Video service splits DVD and streaming rental fees
Netflix is betting a dramatic price increase will help cover its rising content costs, but that’s not sitting well with subscribers.
Company announced an overhaul of its pricing plans Tuesday, eliminating a hybrid plan that offered unlimited streaming with a one-at-a-time disc rental
for $9.99. That offering will be replaced by two separate plans for unlimited streaming and disc rental for $7.99 each. The prices go into effect immediately for new subs while existing subs switch over on Sept. 1.
That means subscribers who want both streaming and discs would have to pay $15.98 per month, a 60% increase that’s expected to accelerate the phase-out of the mail-based system on which Netflix built its business more than a decade ago.
“I think they’re trying to exit the DVD business even though they say they are not going to,” said Dan Rayburn, an analyst at Frost & Sullivan.
“If Netflix subs go for streaming only, it frees up the money that went into mailing DVDs to put into licensing content digitally. And if subs want to pay for both, there’s enough money there to justify the cost of mailing the DVDs,” he said.
But in a post on its corporate blog, Netflix explained the separation of plans as a necessary move to protect disc rentals.
“Since then we have realized that there is still a very large continuing demand for DVDs both from our existing members as well as nonmembers. Given the long life we think DVDs by mail will have, treating DVDs as a $2 add-on to our unlimited streaming plan neither makes great financial sense nor satisfies people who just want DVDs.”
The decision sparked tens of thousands of comments on the blog, as well as Twitter and Facebook, complaining about the decision. Many vowed to drop Netflix and take up with competitors like Redbox.
But there wasn’t much outcry on Wall Street, where Netflix shares were up 53¢ at the close of trading Tuesday to $291.27. On Monday, the stock briefly inched up north of $300 for the first time ever.
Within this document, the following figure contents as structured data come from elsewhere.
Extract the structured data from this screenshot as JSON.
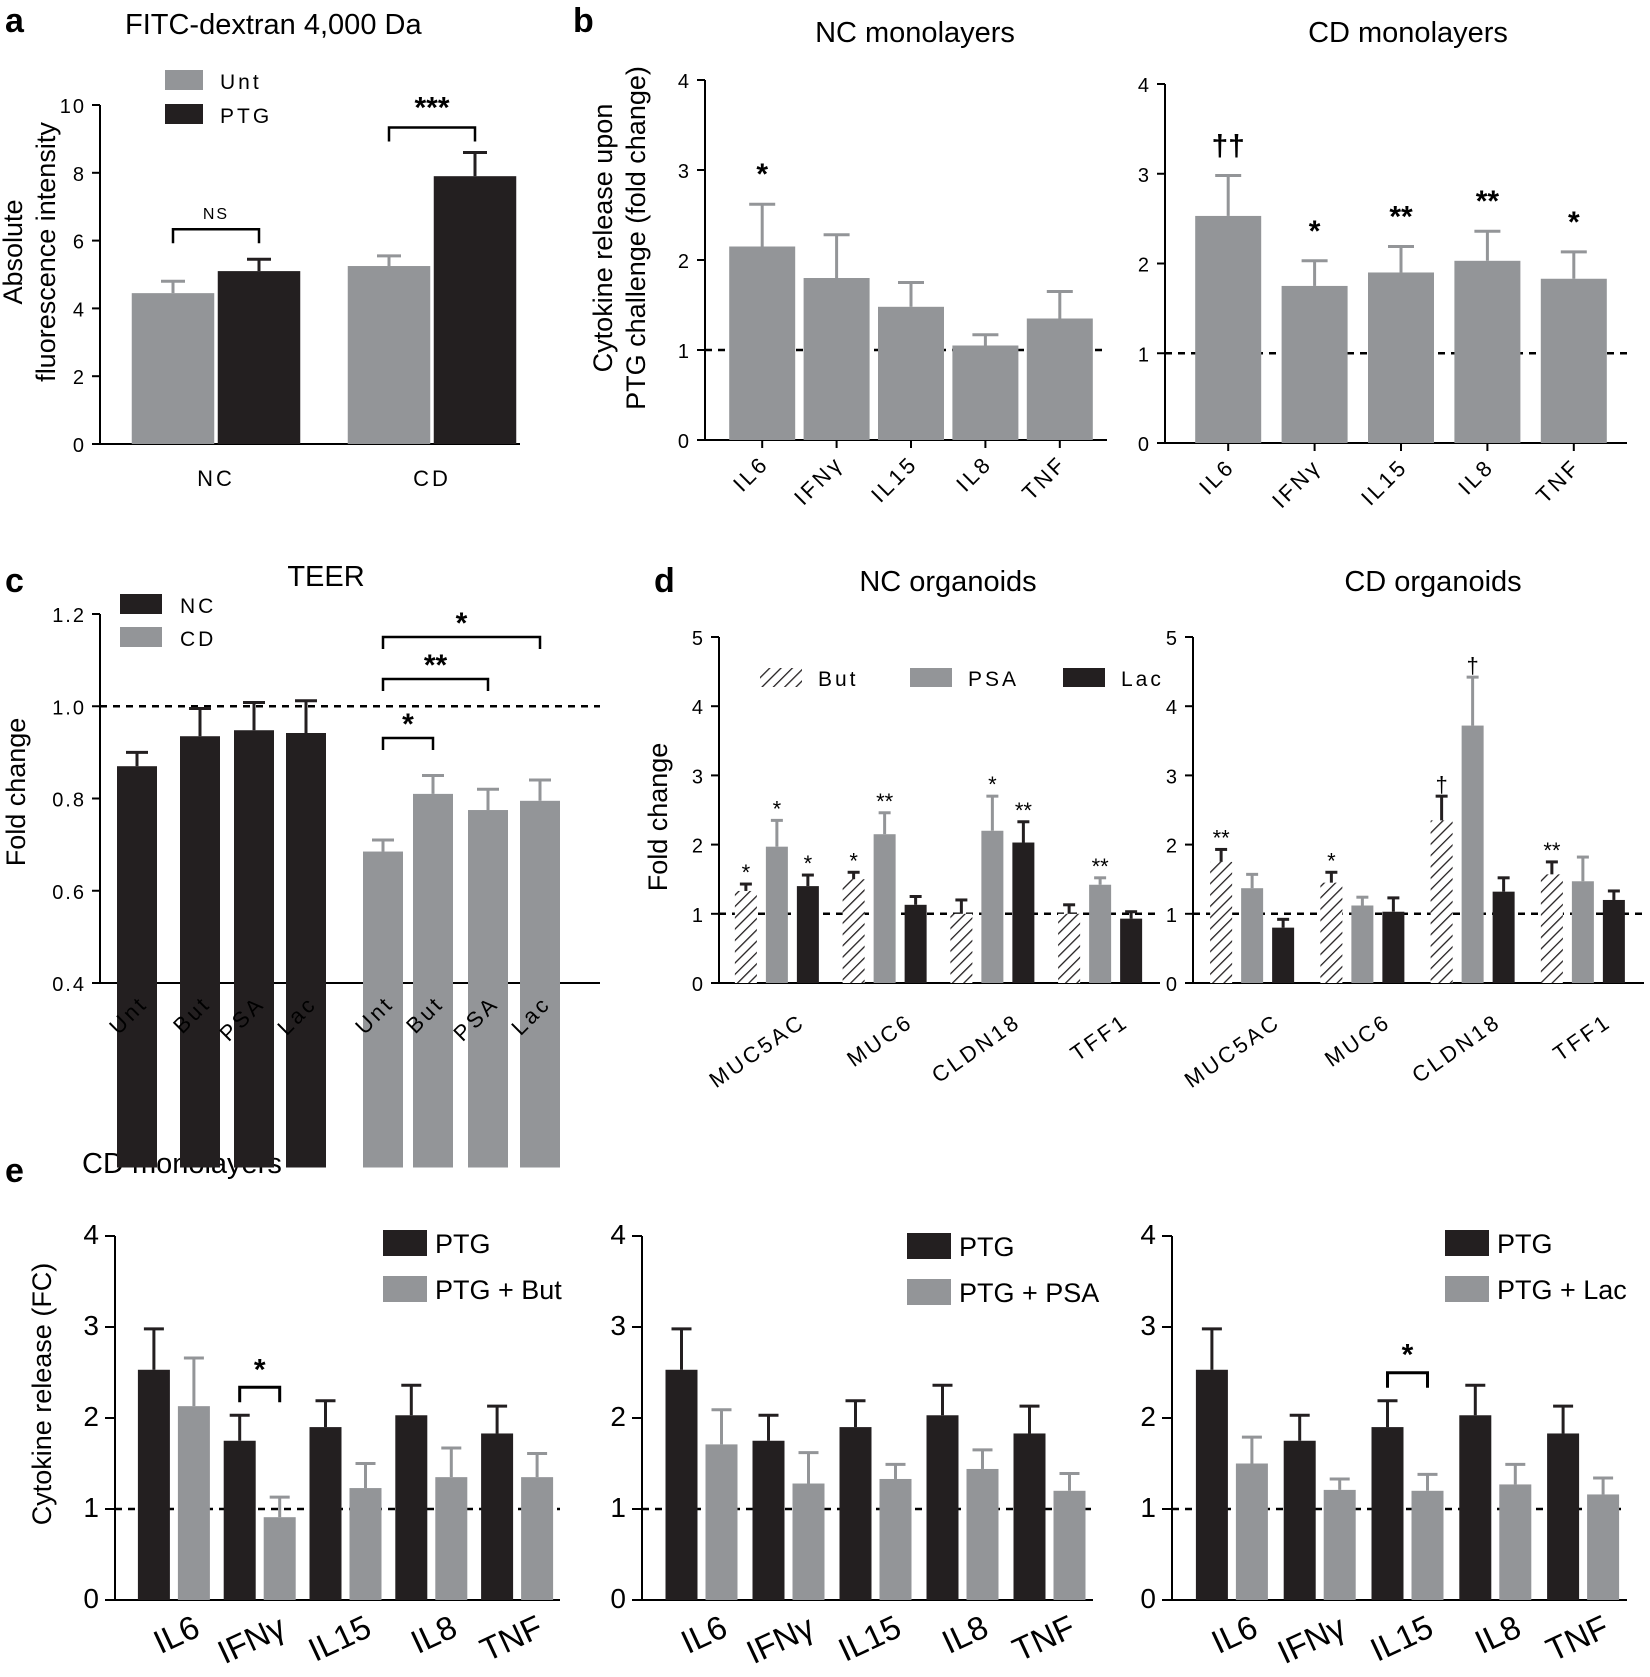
{
  "panel_labels": [
    "a",
    "b",
    "c",
    "d",
    "e"
  ],
  "colors": {
    "grey": "#939598",
    "black": "#231f20"
  },
  "chart_data": [
    {
      "id": "a",
      "type": "bar",
      "title": "FITC-dextran 4,000 Da",
      "ylabel": "Absolute fluorescence intensity",
      "ylabel_lines": [
        "Absolute",
        "fluorescence intensity"
      ],
      "ylim": [
        0,
        10
      ],
      "yticks": [
        "0",
        "2",
        "4",
        "6",
        "8",
        "10"
      ],
      "categories": [
        "NC",
        "CD"
      ],
      "series": [
        {
          "name": "Unt",
          "color": "grey",
          "values": [
            4.45,
            5.25
          ],
          "errors": [
            0.35,
            0.3
          ]
        },
        {
          "name": "PTG",
          "color": "black",
          "values": [
            5.1,
            7.9
          ],
          "errors": [
            0.35,
            0.7
          ]
        }
      ],
      "significance": [
        {
          "label": "NS",
          "group": 0
        },
        {
          "label": "***",
          "group": 1
        }
      ]
    },
    {
      "id": "b1",
      "type": "bar",
      "title": "NC monolayers",
      "ylabel": "Cytokine release upon PTG challenge (fold change)",
      "ylabel_lines": [
        "Cytokine release upon",
        "PTG challenge (fold change)"
      ],
      "ylim": [
        0,
        4
      ],
      "yticks": [
        "0",
        "1",
        "2",
        "3",
        "4"
      ],
      "reference_line": 1,
      "categories": [
        "IL6",
        "IFNγ",
        "IL15",
        "IL8",
        "TNF"
      ],
      "values": [
        2.15,
        1.8,
        1.48,
        1.05,
        1.35
      ],
      "errors": [
        0.47,
        0.48,
        0.27,
        0.12,
        0.3
      ],
      "annotations": [
        "*",
        "",
        "",
        "",
        ""
      ]
    },
    {
      "id": "b2",
      "type": "bar",
      "title": "CD monolayers",
      "ylim": [
        0,
        4
      ],
      "yticks": [
        "0",
        "1",
        "2",
        "3",
        "4"
      ],
      "reference_line": 1,
      "categories": [
        "IL6",
        "IFNγ",
        "IL15",
        "IL8",
        "TNF"
      ],
      "values": [
        2.53,
        1.75,
        1.9,
        2.03,
        1.83
      ],
      "errors": [
        0.45,
        0.28,
        0.29,
        0.33,
        0.3
      ],
      "annotations": [
        "††",
        "*",
        "**",
        "**",
        "*"
      ]
    },
    {
      "id": "c",
      "type": "bar",
      "title": "TEER",
      "ylabel": "Fold change",
      "ylim": [
        0.4,
        1.2
      ],
      "yticks": [
        "0.4",
        "0.6",
        "0.8",
        "1.0",
        "1.2"
      ],
      "reference_line": 1.0,
      "groups": [
        "NC",
        "CD"
      ],
      "categories": [
        "Unt",
        "But",
        "PSA",
        "Lac"
      ],
      "series": [
        {
          "name": "NC",
          "color": "black",
          "values": [
            0.87,
            0.935,
            0.948,
            0.942
          ],
          "errors": [
            0.03,
            0.06,
            0.06,
            0.07
          ]
        },
        {
          "name": "CD",
          "color": "grey",
          "values": [
            0.685,
            0.81,
            0.775,
            0.795
          ],
          "errors": [
            0.025,
            0.04,
            0.045,
            0.045
          ]
        }
      ],
      "significance": [
        {
          "label": "*",
          "from": "Unt",
          "to": "But"
        },
        {
          "label": "**",
          "from": "Unt",
          "to": "PSA"
        },
        {
          "label": "*",
          "from": "Unt",
          "to": "Lac"
        }
      ]
    },
    {
      "id": "d1",
      "type": "bar",
      "title": "NC organoids",
      "ylabel": "Fold change",
      "ylim": [
        0,
        5
      ],
      "yticks": [
        "0",
        "1",
        "2",
        "3",
        "4",
        "5"
      ],
      "reference_line": 1,
      "categories": [
        "MUC5AC",
        "MUC6",
        "CLDN18",
        "TFF1"
      ],
      "series": [
        {
          "name": "But",
          "pattern": "hatched",
          "values": [
            1.33,
            1.5,
            1.0,
            1.0
          ],
          "errors": [
            0.1,
            0.1,
            0.2,
            0.13
          ],
          "annotations": [
            "*",
            "*",
            "",
            ""
          ]
        },
        {
          "name": "PSA",
          "color": "grey",
          "values": [
            1.97,
            2.15,
            2.2,
            1.42
          ],
          "errors": [
            0.38,
            0.31,
            0.5,
            0.1
          ],
          "annotations": [
            "*",
            "**",
            "*",
            "**"
          ]
        },
        {
          "name": "Lac",
          "color": "black",
          "values": [
            1.4,
            1.13,
            2.03,
            0.93
          ],
          "errors": [
            0.16,
            0.12,
            0.3,
            0.1
          ],
          "annotations": [
            "*",
            "",
            "**",
            ""
          ]
        }
      ]
    },
    {
      "id": "d2",
      "type": "bar",
      "title": "CD organoids",
      "ylim": [
        0,
        5
      ],
      "yticks": [
        "0",
        "1",
        "2",
        "3",
        "4",
        "5"
      ],
      "reference_line": 1,
      "categories": [
        "MUC5AC",
        "MUC6",
        "CLDN18",
        "TFF1"
      ],
      "series": [
        {
          "name": "But",
          "pattern": "hatched",
          "values": [
            1.75,
            1.45,
            2.35,
            1.57
          ],
          "errors": [
            0.18,
            0.15,
            0.35,
            0.18
          ],
          "annotations": [
            "**",
            "*",
            "†",
            "**"
          ]
        },
        {
          "name": "PSA",
          "color": "grey",
          "values": [
            1.37,
            1.12,
            3.72,
            1.47
          ],
          "errors": [
            0.2,
            0.12,
            0.7,
            0.35
          ],
          "annotations": [
            "",
            "",
            "†",
            ""
          ]
        },
        {
          "name": "Lac",
          "color": "black",
          "values": [
            0.8,
            1.03,
            1.32,
            1.2
          ],
          "errors": [
            0.12,
            0.2,
            0.2,
            0.13
          ],
          "annotations": [
            "",
            "",
            "",
            ""
          ]
        }
      ]
    },
    {
      "id": "e1",
      "type": "bar",
      "title": "CD monolayers",
      "ylabel": "Cytokine release (FC)",
      "ylim": [
        0,
        4
      ],
      "yticks": [
        "0",
        "1",
        "2",
        "3",
        "4"
      ],
      "reference_line": 1,
      "categories": [
        "IL6",
        "IFNγ",
        "IL15",
        "IL8",
        "TNF"
      ],
      "series": [
        {
          "name": "PTG",
          "color": "black",
          "values": [
            2.53,
            1.75,
            1.9,
            2.03,
            1.83
          ],
          "errors": [
            0.45,
            0.28,
            0.29,
            0.33,
            0.3
          ]
        },
        {
          "name": "PTG + But",
          "color": "grey",
          "values": [
            2.13,
            0.91,
            1.23,
            1.35,
            1.35
          ],
          "errors": [
            0.53,
            0.22,
            0.27,
            0.32,
            0.26
          ]
        }
      ],
      "significance": [
        {
          "label": "*",
          "category": "IFNγ"
        }
      ]
    },
    {
      "id": "e2",
      "type": "bar",
      "ylim": [
        0,
        4
      ],
      "yticks": [
        "0",
        "1",
        "2",
        "3",
        "4"
      ],
      "reference_line": 1,
      "categories": [
        "IL6",
        "IFNγ",
        "IL15",
        "IL8",
        "TNF"
      ],
      "series": [
        {
          "name": "PTG",
          "color": "black",
          "values": [
            2.53,
            1.75,
            1.9,
            2.03,
            1.83
          ],
          "errors": [
            0.45,
            0.28,
            0.29,
            0.33,
            0.3
          ]
        },
        {
          "name": "PTG + PSA",
          "color": "grey",
          "values": [
            1.71,
            1.28,
            1.33,
            1.44,
            1.2
          ],
          "errors": [
            0.38,
            0.34,
            0.16,
            0.21,
            0.19
          ]
        }
      ],
      "significance": []
    },
    {
      "id": "e3",
      "type": "bar",
      "ylim": [
        0,
        4
      ],
      "yticks": [
        "0",
        "1",
        "2",
        "3",
        "4"
      ],
      "reference_line": 1,
      "categories": [
        "IL6",
        "IFNγ",
        "IL15",
        "IL8",
        "TNF"
      ],
      "series": [
        {
          "name": "PTG",
          "color": "black",
          "values": [
            2.53,
            1.75,
            1.9,
            2.03,
            1.83
          ],
          "errors": [
            0.45,
            0.28,
            0.29,
            0.33,
            0.3
          ]
        },
        {
          "name": "PTG + Lac",
          "color": "grey",
          "values": [
            1.5,
            1.21,
            1.2,
            1.27,
            1.16
          ],
          "errors": [
            0.29,
            0.12,
            0.18,
            0.22,
            0.18
          ]
        }
      ],
      "significance": [
        {
          "label": "*",
          "category": "IL15"
        }
      ]
    }
  ]
}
The absence of outrage in financial markets may be attributable to the notion that even though ratcheting up prices could leave subs disenchanted, there’s faith that the move will increase revenues enough to pay Netflix’s growing content bill.
As if its licensing costs weren’t high enough in North America, the announcement last week of a planned expansion to 43 countries across Latin America and the Caribbean revived anxieties that the company won’t be able to afford all the programming required to be competitive across all those territories.
On the domestic front, Netflix still faces steep cost hikes such as the renewal of its deal with Starz for digital rights to films from Sony Pictures and Disney. Analysts have estimated the renewal could cost as much as $300 million, roughly 10 times more than Netflix currently pays.
All in all, Wedbush Securities analyst Michael Pachter has estimated Netflix’s content costs could reach as high as $2 billion in 2012, exponentially more than its current bill.
Pachter believes that Netflix is essentially forcing its customers to choose between discs and streaming, knowing full well few will stomach a 60% markup to hold onto both. The rationale, he believes, is “they’re trying to prove to the content providers exactly how many people are streaming” because that number affects the licensing feeds paid to studios.
Last month, Sony pics delivered via the Starz deal were pulled from Netflix because the sub total — potentially inflated by disc rentals — exceeded agreed-upon viewership caps.
Netflix also has a much thinner selection of content online than it does on disc, with five times as many titles available in the latter format. That’s a key sore point among subscribers, Rayburn said.
“If they had as much content to stream as they do on DVD, you wouldn’t be seeing such a revolt,” he said.
Netflix also disclosed that it will devote a separate management team to focus on its disc business. Andy Rendich, chief service and operations officer, will oversee the unit.